What is this thing called love ?

Leo Reisman

Par Olivier Douville

Leo (1897-1961) Riesman - What is this thing called love - 78t - New York, 1930-01-20, Victor talking Machine - Orchestre : Leo Reisman (violon et leader) ; Bubber Miley, Lew Sherwood, inconnu (trompettes) ; inconnu (trombone) ; Jessie Smith (clarinette) ; trois inconnus (saxophones divers) ; Adrian Rollini (saxophone basse) ; inconnu (orgue) ; Lew Conrad (violon et vocal) ; inconnu (violon) ; Eddie Duchin (piano et célesta), trois inconnus (banjo, tuba, batterie)

1929, après son séjour en France dans l’orchestre de Nobble Sissle, Bubber Miley rejoint au Lafayette Théater le groupe du batteur Zutty Singleton. Un mot sur ce théâtre.

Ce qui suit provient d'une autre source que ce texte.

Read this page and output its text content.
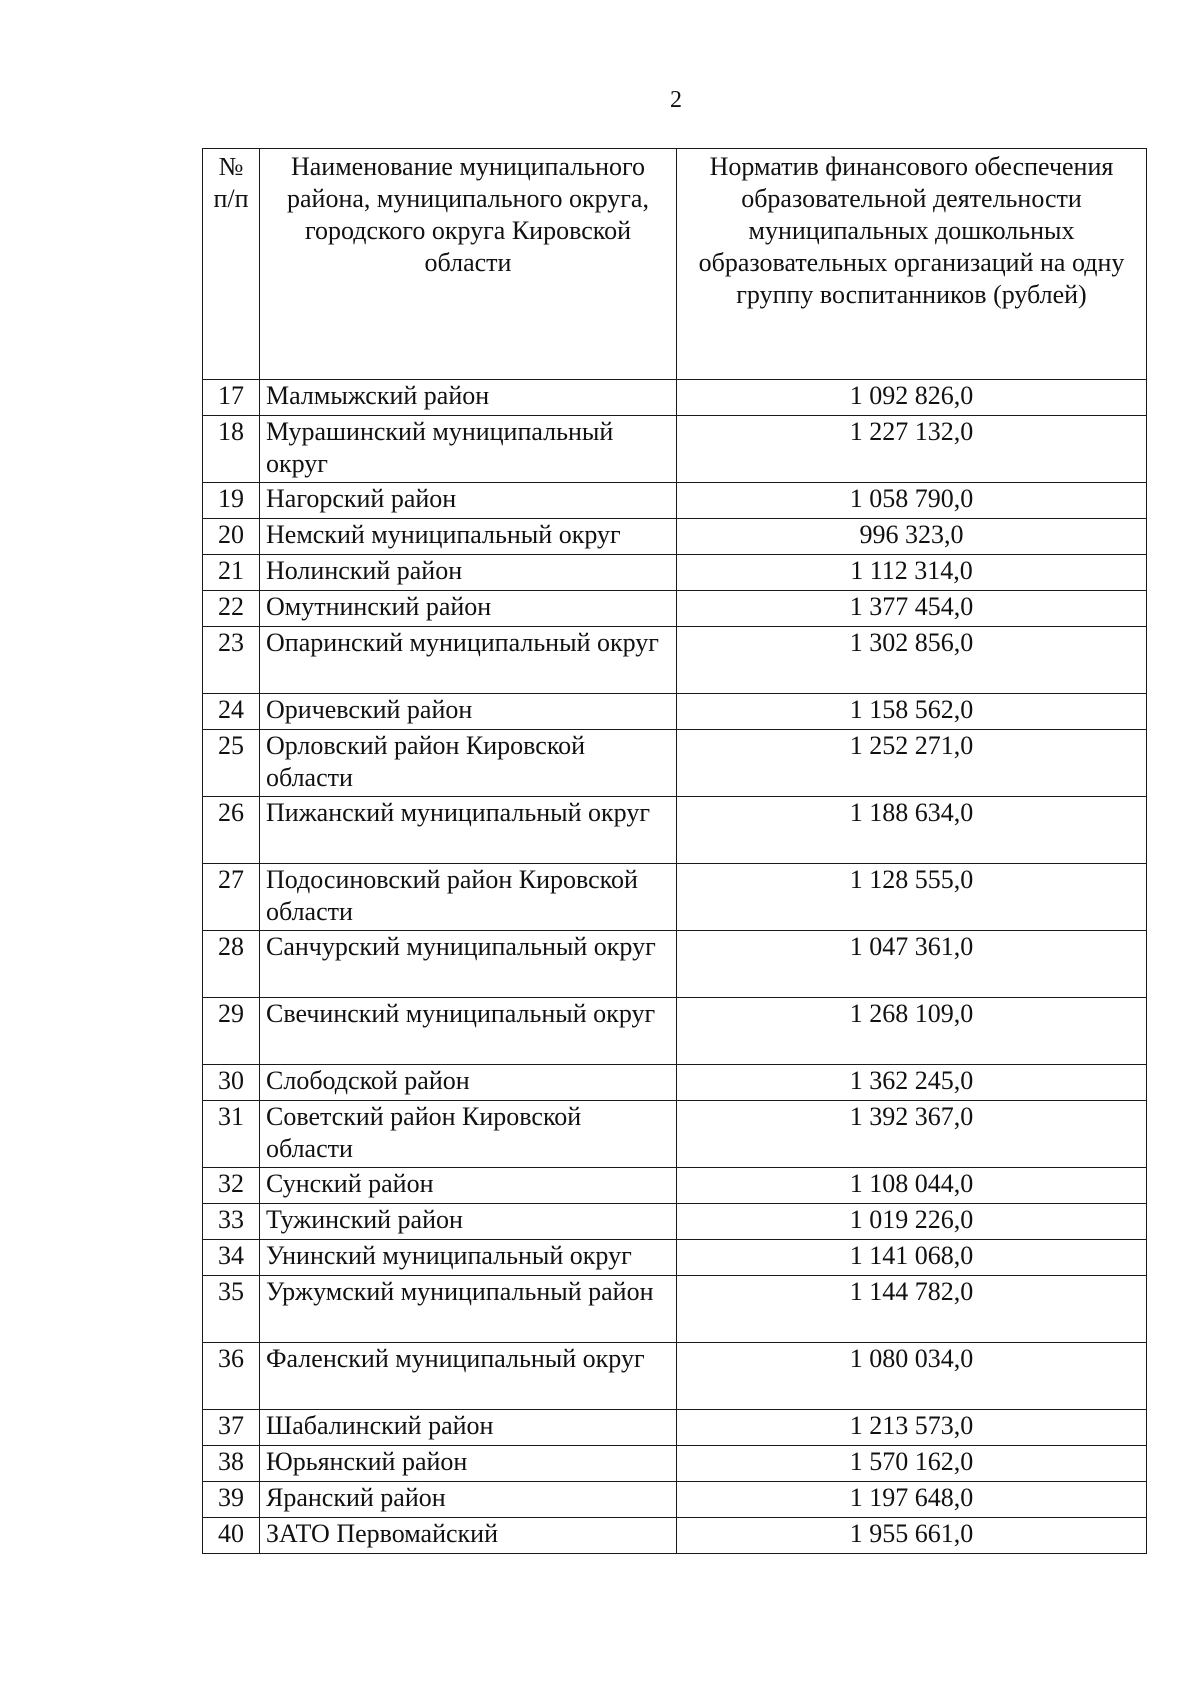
2
№ п/п	Наименование муниципального района, муниципального округа, городского округа Кировской области	Норматив финансового обеспечения образовательной деятельности муниципальных дошкольных образовательных организаций на одну группу воспитанников (рублей)
17	Малмыжский район	1 092 826,0
18	Мурашинский муниципальный округ	1 227 132,0
19	Нагорский район	1 058 790,0
20	Немский муниципальный округ	996 323,0
21	Нолинский район	1 112 314,0
22	Омутнинский район	1 377 454,0
23	Опаринский муниципальный округ	1 302 856,0
24	Оричевский район	1 158 562,0
25	Орловский район Кировской области	1 252 271,0
26	Пижанский муниципальный округ	1 188 634,0
27	Подосиновский район Кировской области	1 128 555,0
28	Санчурский муниципальный округ	1 047 361,0
29	Свечинский муниципальный округ	1 268 109,0
30	Слободской район	1 362 245,0
31	Советский район Кировской области	1 392 367,0
32	Сунский район	1 108 044,0
33	Тужинский район	1 019 226,0
34	Унинский муниципальный округ	1 141 068,0
35	Уржумский муниципальный район	1 144 782,0
36	Фаленский муниципальный округ	1 080 034,0
37	Шабалинский район	1 213 573,0
38	Юрьянский район	1 570 162,0
39	Яранский район	1 197 648,0
40	ЗАТО Первомайский	1 955 661,0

Ouvert à une audience mixte dès 1912, ce lieu surnommé « The Beautifull House » et qui est situé dans Harlem, à New York, est probablement la première salle de concert d’importance à ne pas pratiquer la ségrégation raciale.

A partir de 1930 Bubber retrouve ces salles de concert, de restaurant et de spectacles, ces endroits "convenables" et si nombreux où domine la ségrégation raciale. En effet, rejoignant l’orchestre – blanc- de danse de Leo Reisman, Bubber Miley doit jouer derrière le rideau où se limiter à des apparitions grotesques et pénibles en uniforme d’employé de théâtre.

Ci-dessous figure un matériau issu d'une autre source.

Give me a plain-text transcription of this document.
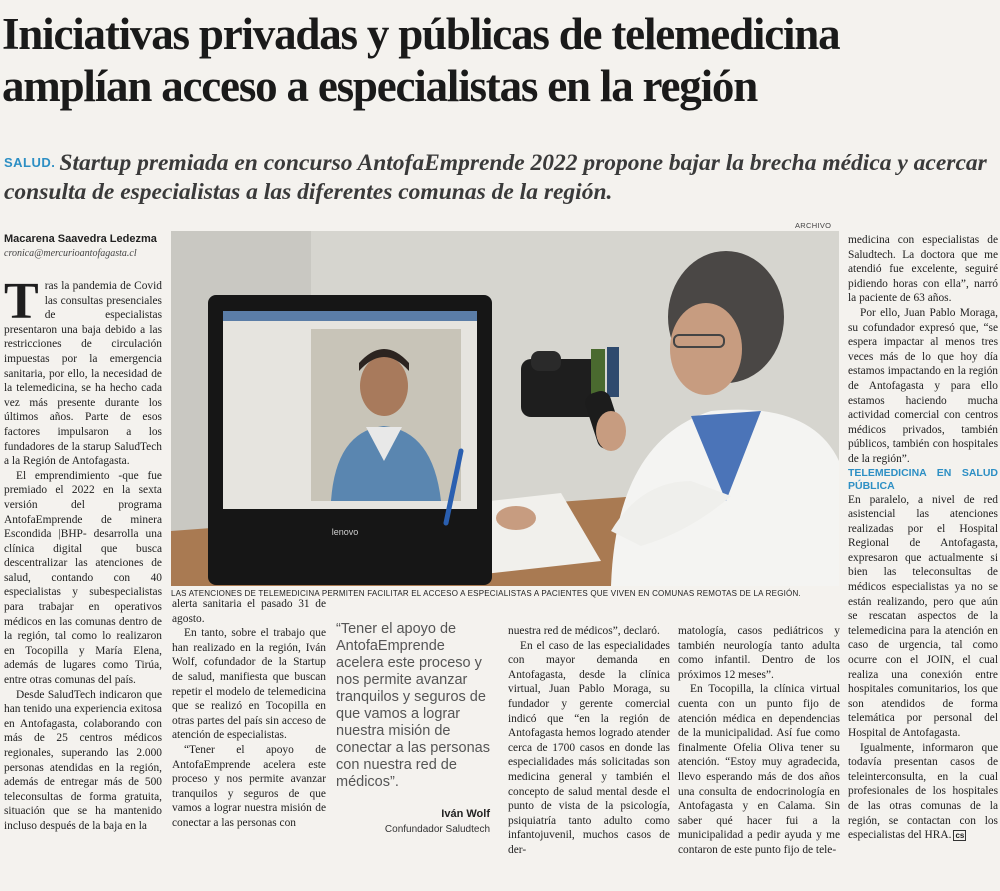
Iniciativas privadas y públicas de telemedicina amplían acceso a especialistas en la región

SALUD. Startup premiada en concurso AntofaEmprende 2022 propone bajar la brecha médica y acercar consulta de especialistas a las diferentes comunas de la región.

Macarena Saavedra Ledezma
cronica@mercurioantofagasta.cl

Tras la pandemia de Covid las consultas presenciales de especialistas presentaron una baja debido a las restricciones de circulación impuestas por la emergencia sanitaria, por ello, la necesidad de la telemedicina, se ha hecho cada vez más presente durante los últimos años. Parte de esos factores impulsaron a los fundadores de la starup SaludTech a la Región de Antofagasta.

El emprendimiento -que fue premiado el 2022 en la sexta versión del programa AntofaEmprende de minera Escondida |BHP- desarrolla una clínica digital que busca descentralizar las atenciones de salud, contando con 40 especialistas y subespecialistas para trabajar en operativos médicos en las comunas dentro de la región, tal como lo realizaron en Tocopilla y María Elena, además de lugares como Tirúa, entre otras comunas del país.

Desde SaludTech indicaron que han tenido una experiencia exitosa en Antofagasta, colaborando con más de 25 centros médicos regionales, superando las 2.000 personas atendidas en la región, además de entregar más de 500 teleconsultas de forma gratuita, situación que se ha mantenido incluso después de la baja en la

ARCHIVO
lenovo
LAS ATENCIONES DE TELEMEDICINA PERMITEN FACILITAR EL ACCESO A ESPECIALISTAS A PACIENTES QUE VIVEN EN COMUNAS REMOTAS DE LA REGIÓN.

alerta sanitaria el pasado 31 de agosto.

En tanto, sobre el trabajo que han realizado en la región, Iván Wolf, cofundador de la Startup de salud, manifiesta que buscan repetir el modelo de telemedicina que se realizó en Tocopilla en otras partes del país sin acceso de atención de especialistas.

“Tener el apoyo de AntofaEmprende acelera este proceso y nos permite avanzar tranquilos y seguros de que vamos a lograr nuestra misión de conectar a las personas con

“Tener el apoyo de AntofaEmprende acelera este proceso y nos permite avanzar tranquilos y seguros de que vamos a lograr nuestra misión de conectar a las personas con nuestra red de médicos”.
Iván Wolf
Confundador Saludtech

nuestra red de médicos”, declaró.

En el caso de las especialidades con mayor demanda en Antofagasta, desde la clínica virtual, Juan Pablo Moraga, su fundador y gerente comercial indicó que “en la región de Antofagasta hemos logrado atender cerca de 1700 casos en donde las especialidades más solicitadas son medicina general y también el concepto de salud mental desde el punto de vista de la psicología, psiquiatría tanto adulto como infantojuvenil, muchos casos de der-

matología, casos pediátricos y también neurología tanto adulta como infantil. Dentro de los próximos 12 meses”.

En Tocopilla, la clínica virtual cuenta con un punto fijo de atención médica en dependencias de la municipalidad. Así fue como finalmente Ofelia Oliva tener su atención. “Estoy muy agradecida, llevo esperando más de dos años una consulta de endocrinología en Antofagasta y en Calama. Sin saber qué hacer fui a la municipalidad a pedir ayuda y me contaron de este punto fijo de tele-

medicina con especialistas de Saludtech. La doctora que me atendió fue excelente, seguiré pidiendo horas con ella”, narró la paciente de 63 años.

Por ello, Juan Pablo Moraga, su cofundador expresó que, “se espera impactar al menos tres veces más de lo que hoy día estamos impactando en la región de Antofagasta y para ello estamos haciendo mucha actividad comercial con centros médicos privados, también públicos, también con hospitales de la región”.

TELEMEDICINA EN SALUD PÚBLICA

En paralelo, a nivel de red asistencial las atenciones realizadas por el Hospital Regional de Antofagasta, expresaron que actualmente si bien las teleconsultas de médicos especialistas ya no se están realizando, pero que aún se rescatan aspectos de la telemedicina para la atención en caso de urgencia, tal como ocurre con el JOIN, el cual realiza una conexión entre hospitales comunitarios, los que son atendidos de forma telemática por personal del Hospital de Antofagasta.

Igualmente, informaron que todavía presentan casos de teleinterconsulta, en la cual profesionales de los hospitales de las otras comunas de la región, se contactan con los especialistas del HRA. cs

Le chef n’aimait pas la musique de jazz, il se résignait à employer Bubber Miley ou Adrian Rollini pour rester dans l’air du temps.

Mais son truc, c’était plutôt des flots de guimauve poissant orchestre et danseurs, qui couleraient à gros bouillons rosâtres des bouches des cuivres, du souffle des vents, des gosiers des chanteurs-confiseurs.

Quittant l’odeur de jungle de la phalange de Duke, Miley se retrouve englué dans un parfum de sirop et dans un décor de carton-pâte.

Sans partenaires qui puisse l'écouter. Qu’importe il n’était pas là, ou si peu. Il était dans la grande tradition des exilés de cœur à entrer dans une maison qui n’était pas son genre, et dans cet abri de relégation pouvait-il encore inventer sa musique. Un beau soir, alors que tout se prête à la mollesse, la boursouflure et le mièvre, il apporte dans l’éclat de platine et d’orage de sa trompette « wa wa » une pêche miraculeuse. Un solo d’introduction, précis, tendu, inquiet et fabuleux. Et maintenant l ‘orchestre ne sait plus quoi en faire. Le vocaliste roucoule et ne nous assomme pas même. Miley est là pour des contrechants vifs comme des coups de couteaux. Il navigue sur un océan construit par son souffle lorsque le reste de la troupe semble faire joujou sur la plage avec des risettes de circonstance. Si l’orchestre de l’opportuniste Reisman continue à ânonner ses préciosités inutiles, il est trop tard . La nuit luminescente de la trompette éclipse les après-midis fades des thés dansants. Nous n’entendons plus que Bubber Miley, et ce sont les autres sur lesquels retombent, en les dissimulant, les plis empesés du rideau.